I use /usr/src and I am perfectly happy. Why break it?
christos
Because it won't do the right thing when you do build.sh -V MKCRAP=no.
The point is not to break it, it is to make sure people who use it know
what they're doing.
--
Quentin Garnier - cu...@cubidou.net - cu...@NetBSD.org
"See the look on my face from staying too long in one place
[...] every time the morning breaks I know I'm closer to falling"
KT Tunstall, Saving My Face, Drastic Fantastic, 2007.
The default behaviout has always been broken. It runs "make
distribution" in the etc subdirectory, and there have been many problem
reports due to this "make distribution" using options different from
those in effect when the rest of the tree is built. For example, if
obj dirs are used in one case but not the other, then there have been
problems when etcupdate tries to build MAKEDEV.
Because the default behaviour is broken, I don't want it to be the
default (though it would continue to be available if you explicitly ask
for "-s /usr/src").
| Because it won't do the right thing when you do build.sh -V MKCRAP=3Dno.
| The point is not to break it, it is to make sure people who use it know
| what they're doing.
I still don't undestand how it breaks. Is it because the src tree
is not there?
christos
I'll have to agree with Christos here. Why break it?
The first reason is irrelevant, as far as I can see.

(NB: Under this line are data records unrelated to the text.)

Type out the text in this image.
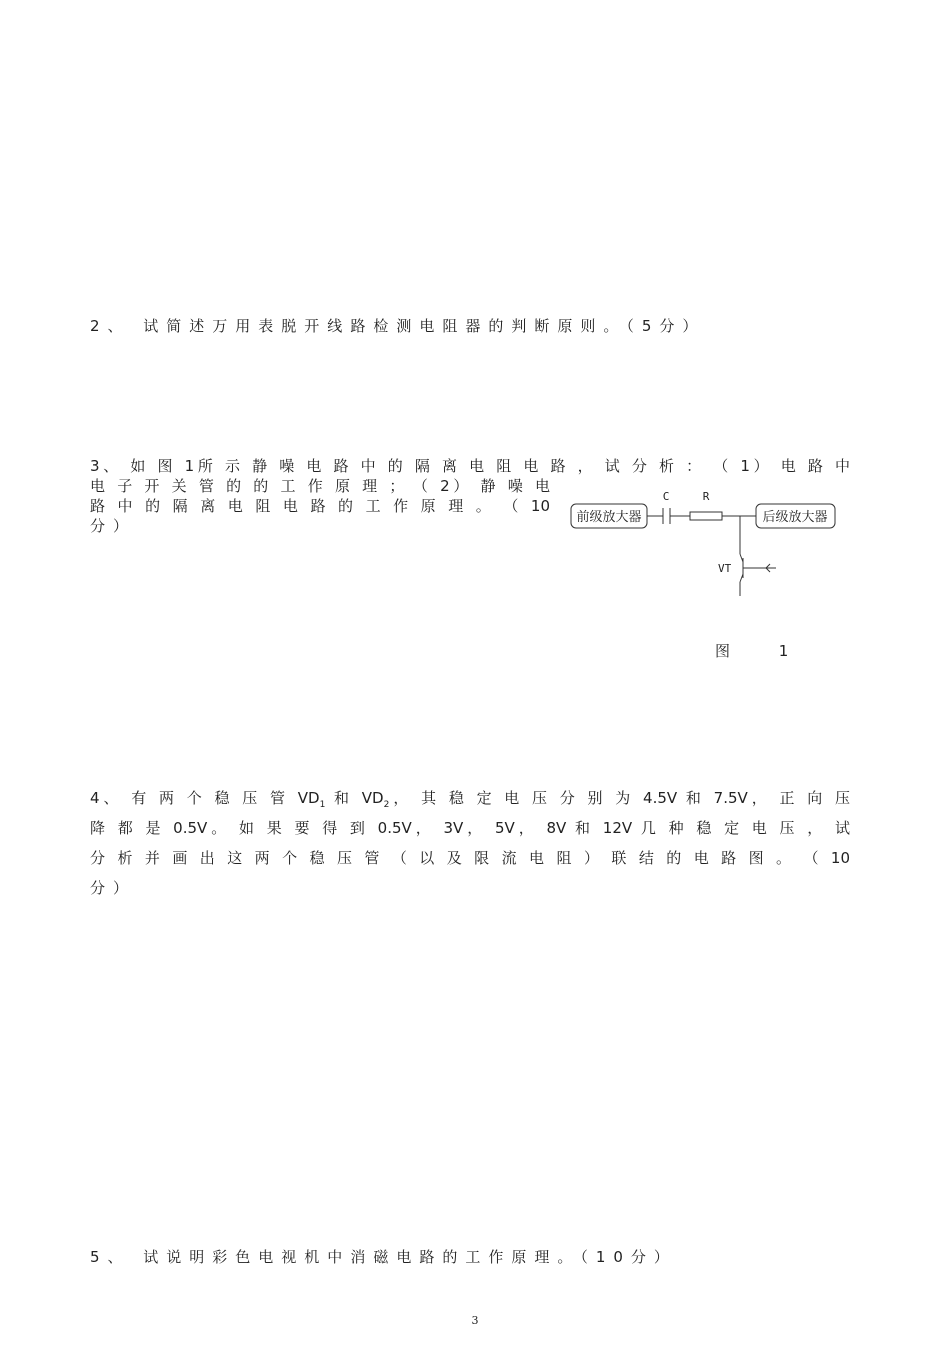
2、 试简述万用表脱开线路检测电阻器的判断原则。（5分）
3、 如 图 1所 示 静 噪 电 路 中 的 隔 离 电 阻 电 路 ， 试 分 析 ： （ 1） 电 路 中
电 子 开 关 管 的 的 工 作 原 理 ； （ 2） 静 噪 电
路 中 的 隔 离 电 阻 电 路 的 工 作 原 理 。 （ 10
分）	前级放大器
C	R
后级放大器
VT
图 1
4、 有 两 个 稳 压 管 $VD_1$ 和 $VD_2$， 其 稳 定 电 压 分 别 为 4.5V 和 7.5V， 正 向 压
降 都 是 0.5V。 如 果 要 得 到 0.5V， 3V， 5V， 8V 和 12V 几 种 稳 定 电 压 ， 试
分 析 并 画 出 这 两 个 稳 压 管 （ 以 及 限 流 电 阻 ） 联 结 的 电 路 图 。 （ 10
分）
5、 试说明彩色电视机中消磁电路的工作原理。（10分）
3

The second can't hardly be a reason either.
Johnny
I'd say that part of the reason would be to encourage people to use
the final output of a build when installing, rather than poking into
the source tree. For a while now we've been discouraging people from
running a "make install" directly into a DESTDIR of /, and if you're
upgrading from tarballs it feels wrong to have the default process
require you to have a copy of the sources.
eric
Okay. So the recommendation is to use -s, and the proposed changes don't
affect any of that. You're just annoyed that it actually will try to do
something if you don't give a -s?
The fact that for the people and situations referred to above, the
default won't work seems to me to make it pretty harmless. And for
people who actually do use stuff the "old" way, it has always worked,
and continues to work, and you just want to mess with them, is a good
reason?
Oh well. I really should give up. After all, I've given up on using
NetBSD on my machines, as it never works anyway nowadays.
Johnny
I'm not entirely sure it's harmless, although I've always been careful enough
to remember to pass an appropriate -s flag. On the machine I build on
/usr/src is definitely NOT the right source tree for updating / against,
so if I were to leave off the -s option I don't think I'd end up with the
correct updates.
Then again, the way I've got things set up probably isn't very common.
> I'm not entirely sure it's harmless, although I've always been careful
> enough to remember to pass an appropriate -s flag. On the machine I
> build on /usr/src is definitely NOT the right source tree for updating
> / against, so if I were to leave off the -s option I don't think I'd
> end up with the correct updates. Then again, the way I've got things
> set up probably isn't very common.
I would say that your setup is broken; /usr/src should be either the
sources for the running system or outright missing. I usually have
sources someplace else and symlink /usr/src to them. Other things could
look in /usr/src, including I think pkgsrc builds of kernel modules.